The company’s organic volume declined 1.9% versus consensus expectations of a 0.3% drop, with beer volume in Brazil falling by 9.0%, reflecting market share loss in a soft industry.
China also contributed to the disappointing performance with volumes down 7.4% due to market share losses.
North America was a bright spot, with volumes growing 0.3%, exceeding expectations as the region gained market share despite mixed results at the retail level. U.S. sales to retailers declined by 2.1% while sales to wholesalers grew 0.2%, suggesting some trade loading during the quarter.
Despite volume challenges, AB InBev maintained profitability in line with expectations through pricing strategies and cost control measures. The company also increased marketing and sales expenses by 50 basis points.
AB InBev reported that second-quarter underlying earnings per share rose 8.7% to $0.98, up from $0.90 a year earlier, as higher prices and expanding margins offset a 1.9% decline in global volumes.
The brewer’s normalized EBITDA rose 6.5% to $5.3 billion, with margins improving by 116 basis points to 35.3%.
Organic revenue increased 3%, supported by a 4.9% rise in revenue per hectoliter. Reported revenue declined 2.1% to $15 billion due to unfavorable currency translation.
On a constant currency basis, underlying EPS rose 17.4%. Underlying profit rose to $1.95 billion from $1.81 billion, and profit attributable to equity holders grew to $1.68 billion from $1.47 billion.
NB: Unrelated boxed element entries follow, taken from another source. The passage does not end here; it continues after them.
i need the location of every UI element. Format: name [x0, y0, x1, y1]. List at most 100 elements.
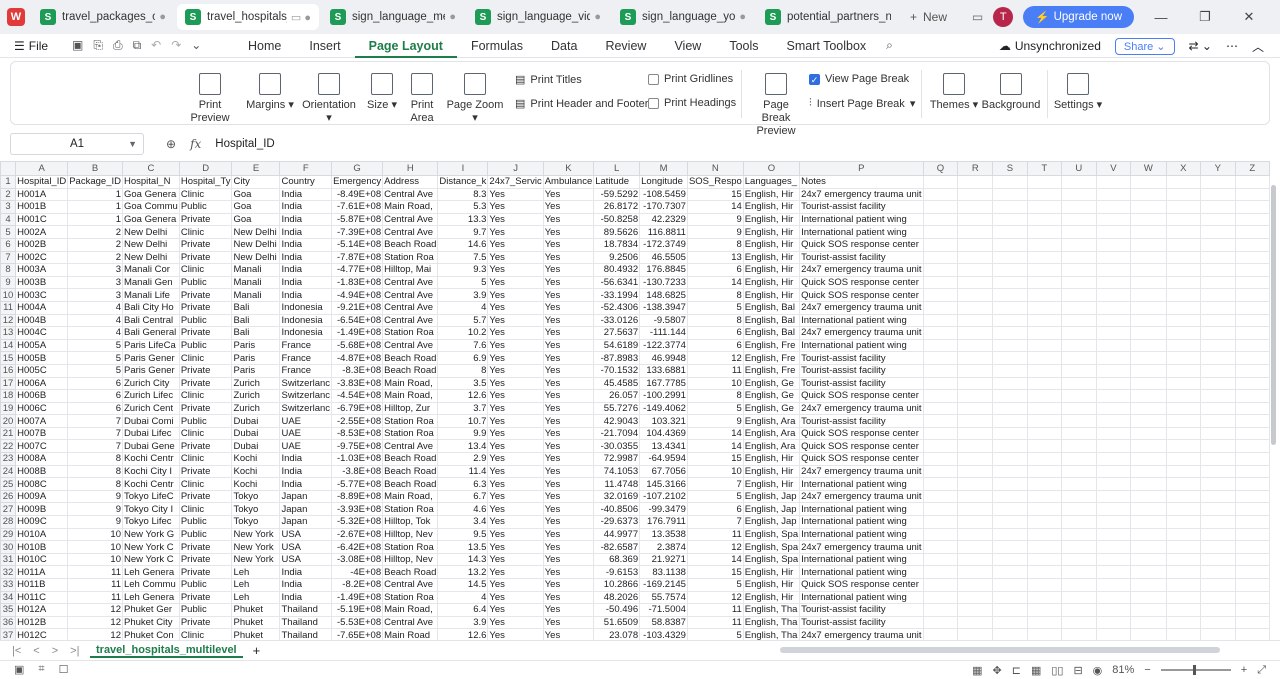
cell[interactable] [1060, 414, 1097, 428]
cell[interactable]: -4.87E+08 [331, 351, 384, 365]
cell[interactable]: -3.93E+08 [331, 502, 384, 517]
cell[interactable]: Main Road, [382, 603, 439, 617]
cell[interactable] [1234, 540, 1270, 554]
cell[interactable] [1200, 426, 1236, 441]
cell[interactable]: Yes [542, 489, 595, 504]
horizontal-scrollbar[interactable] [780, 647, 1220, 653]
document-tab[interactable]: Spotential_partners_ngos [757, 4, 899, 30]
cell[interactable]: Bali Central [121, 313, 180, 328]
cell[interactable]: Quick SOS response center [799, 578, 924, 592]
cell[interactable]: Station Roa [382, 250, 439, 265]
cell[interactable] [1026, 552, 1062, 567]
cell[interactable]: -4.54E+08 [331, 389, 384, 403]
cell[interactable]: 6.4 [437, 603, 489, 617]
cell[interactable]: Thailand [279, 615, 333, 630]
column-header[interactable]: T [1026, 161, 1062, 176]
cell[interactable]: International patient wing [799, 527, 924, 542]
cell[interactable] [1234, 489, 1270, 504]
cell[interactable] [1060, 212, 1097, 227]
cell[interactable] [957, 414, 994, 428]
cell[interactable] [922, 615, 959, 630]
cell[interactable]: 6.7 [437, 489, 489, 504]
cell[interactable] [1095, 389, 1132, 403]
cell[interactable] [1234, 212, 1270, 227]
cell[interactable]: -8.2E+08 [331, 578, 384, 592]
cell[interactable]: Zurich Cent [121, 401, 180, 416]
cell[interactable] [1060, 351, 1097, 365]
column-header[interactable]: D [178, 161, 233, 176]
cell[interactable]: -40.8506 [593, 502, 641, 517]
cell[interactable]: Tokyo [231, 502, 281, 517]
cell[interactable]: 45.4585 [593, 376, 641, 391]
cell[interactable]: Hilltop, Nev [382, 527, 439, 542]
cell[interactable]: 42.2329 [639, 212, 688, 227]
restore-icon[interactable]: ❐ [1188, 9, 1222, 25]
cell[interactable] [992, 426, 1028, 441]
cell[interactable]: International patient wing [799, 338, 924, 353]
cell[interactable] [1026, 464, 1062, 479]
view-page-break-checkbox[interactable]: ✓ View Page Break [809, 73, 909, 85]
cell[interactable] [1165, 175, 1202, 189]
cell[interactable]: Yes [487, 250, 544, 265]
cell[interactable]: 21.9271 [639, 552, 688, 567]
cell[interactable]: -111.144 [639, 326, 688, 340]
cell[interactable]: H010C [15, 552, 69, 567]
cell[interactable]: English, Hir [742, 288, 801, 302]
cell[interactable]: -2.55E+08 [331, 414, 384, 428]
cell[interactable]: 24x7 emergency trauma unit [799, 187, 924, 202]
cell[interactable] [1200, 489, 1236, 504]
cell[interactable]: Tourist-assist facility [799, 603, 924, 617]
cell[interactable]: New Delhi [231, 237, 281, 252]
cell[interactable]: Paris Gener [121, 363, 180, 378]
cell[interactable]: Phuket Ger [121, 603, 180, 617]
cell[interactable]: Yes [542, 313, 595, 328]
cell[interactable]: English, Hir [742, 263, 801, 277]
cell[interactable]: Main Road, [382, 200, 439, 214]
cell[interactable] [1200, 389, 1236, 403]
cell[interactable]: English, Hir [742, 578, 801, 592]
cell[interactable] [957, 565, 994, 579]
cell[interactable] [992, 200, 1028, 214]
cell[interactable] [1026, 578, 1062, 592]
cell[interactable]: Bali [231, 300, 281, 315]
cell[interactable] [1234, 615, 1270, 630]
row-header[interactable]: 29 [0, 527, 17, 542]
cell[interactable] [1130, 275, 1167, 290]
cell[interactable]: -5.87E+08 [331, 212, 384, 227]
cell[interactable]: -1.49E+08 [331, 326, 384, 340]
zoom-in-icon[interactable]: + [1241, 664, 1247, 676]
cell[interactable]: -8.53E+08 [331, 426, 384, 441]
cell[interactable]: Clinic [178, 452, 233, 466]
cell[interactable] [1234, 389, 1270, 403]
menu-item[interactable]: Smart Toolbox [773, 34, 881, 58]
cell[interactable]: India [279, 464, 333, 479]
cell[interactable] [1026, 615, 1062, 630]
cell[interactable]: Address [382, 175, 439, 189]
cell[interactable] [922, 237, 959, 252]
cell[interactable] [1165, 275, 1202, 290]
cell[interactable] [992, 250, 1028, 265]
cell[interactable] [1130, 237, 1167, 252]
cell[interactable]: Yes [487, 603, 544, 617]
cell[interactable]: 103.321 [639, 414, 688, 428]
cell[interactable]: Paris [231, 363, 281, 378]
cell[interactable]: Thailand [279, 603, 333, 617]
row-header[interactable]: 33 [0, 578, 17, 592]
upgrade-button[interactable]: ⚡ Upgrade now [1023, 6, 1134, 28]
avatar[interactable]: T [993, 7, 1014, 27]
cell[interactable]: 13.4 [437, 439, 489, 454]
cell[interactable] [1130, 363, 1167, 378]
zoom-out-icon[interactable]: − [1144, 664, 1150, 676]
cell[interactable] [1060, 477, 1097, 491]
row-header[interactable]: 11 [0, 300, 17, 315]
cell[interactable]: 48.2026 [593, 590, 641, 605]
cell[interactable]: Public [178, 338, 233, 353]
cell[interactable] [1200, 225, 1236, 239]
cell[interactable]: 9.7 [437, 225, 489, 239]
cell[interactable]: Zurich [231, 401, 281, 416]
cell[interactable]: H003B [15, 275, 69, 290]
cell[interactable]: Hospital_ID [15, 175, 69, 189]
reading-mode-icon[interactable]: ⊏ [1012, 664, 1021, 677]
cell[interactable]: Tourist-assist facility [799, 351, 924, 365]
cell[interactable]: 6 [67, 401, 123, 416]
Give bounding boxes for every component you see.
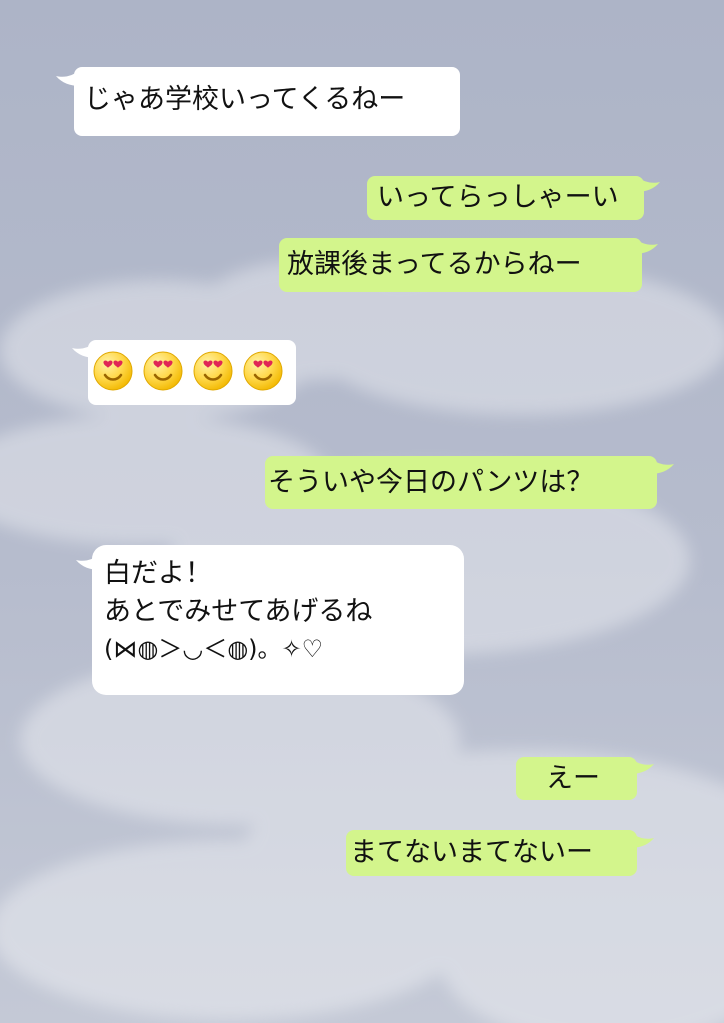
incoming-message-3: 白だよ！ あとでみせてあげるね (⋈◍＞◡＜◍)。✧♡ — [92, 545, 464, 695]
heart-eyes-emoji — [193, 351, 233, 391]
message-line: あとでみせてあげるね — [104, 596, 373, 627]
outgoing-message-3: そういや今日のパンツは？ — [265, 456, 657, 509]
incoming-bubble-tail — [76, 554, 100, 570]
incoming-bubble-tail — [72, 342, 96, 358]
incoming-message-1: じゃあ学校いってくるねー — [74, 67, 460, 136]
message-text: 放課後まってるからねー — [287, 249, 582, 280]
outgoing-bubble-tail — [650, 458, 674, 474]
outgoing-bubble-tail — [634, 238, 658, 254]
message-text: まてないまてないー — [350, 837, 593, 868]
outgoing-bubble-tail — [630, 758, 654, 774]
outgoing-message-2: 放課後まってるからねー — [279, 238, 642, 292]
chat-thread: じゃあ学校いってくるねー いってらっしゃーい 放課後まってるからねー そういや今… — [0, 0, 724, 1023]
incoming-message-2 — [88, 340, 296, 405]
message-text: じゃあ学校いってくるねー — [84, 84, 406, 115]
outgoing-message-4: えー — [516, 757, 637, 800]
message-lines: 白だよ！ あとでみせてあげるね (⋈◍＞◡＜◍)。✧♡ — [104, 558, 372, 664]
message-line: 白だよ！ — [104, 558, 212, 589]
kaomoji-line: (⋈◍＞◡＜◍)。✧♡ — [104, 635, 324, 663]
heart-eyes-emoji — [143, 351, 183, 391]
outgoing-message-5: まてないまてないー — [346, 830, 637, 876]
emoji-row — [93, 351, 283, 391]
message-text: いってらっしゃーい — [377, 182, 619, 213]
heart-eyes-emoji — [93, 351, 133, 391]
heart-eyes-emoji — [243, 351, 283, 391]
outgoing-bubble-tail — [636, 176, 660, 192]
message-text: えー — [546, 763, 600, 794]
outgoing-message-1: いってらっしゃーい — [367, 176, 644, 220]
incoming-bubble-tail — [56, 70, 80, 86]
message-text: そういや今日のパンツは？ — [268, 467, 594, 498]
outgoing-bubble-tail — [630, 832, 654, 848]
Global beer volumes fell 2.2%, while non-beer volumes rose 0.3%.
In the U.S., revenue rose 2.1%, while volumes declined 2.1%. Sales to wholesalers increased 0.2%, and EBITDA grew 4.2%. In Mexico, revenue and volume increased by mid-single digits, driven by premium brands and no-alcohol products.
In China, revenue fell 6.2% and volumes dropped 7.4%, with EBITDA down 3.4%.
Europe posted low-single-digit revenue growth and flat volumes, supported by premiumization and a 31% increase in no-alcohol beer volume, led by Corona Cero.
"A meaningful volume miss (organic volume decline -1.9% versus company compiled consensus -0.3%) was primarily a function of 6.5% volume decline in Brazil. While North America did much better than expected (+0.3%), this was not enough to offset volume shortfalls in all the other regions," according to RBC analysts.
RBC added that AB InBev’s operational performance has potential to improve meaningfully given its dominant market positions.
Free cash flow reached $1.4 billion in the first half, up from $0.9 billion. Normalized EBITDA for the half rose 7.2% to $10.2 billion, with margins up 166 basis points. Underlying EPS increased to $1.79 from $1.66.
Net debt rose to $68.1 billion from $60.6 billion at year-end 2024. The net debt to EBITDA ratio was 3.27x, compared with 3.42x a year earlier.
The company maintained its full-year outlook, guiding for 2025 EBITDA growth between 4% and 8%, capital expenditures of $3.5 billion to $4 billion, and a normalized tax rate of 26% to 28%.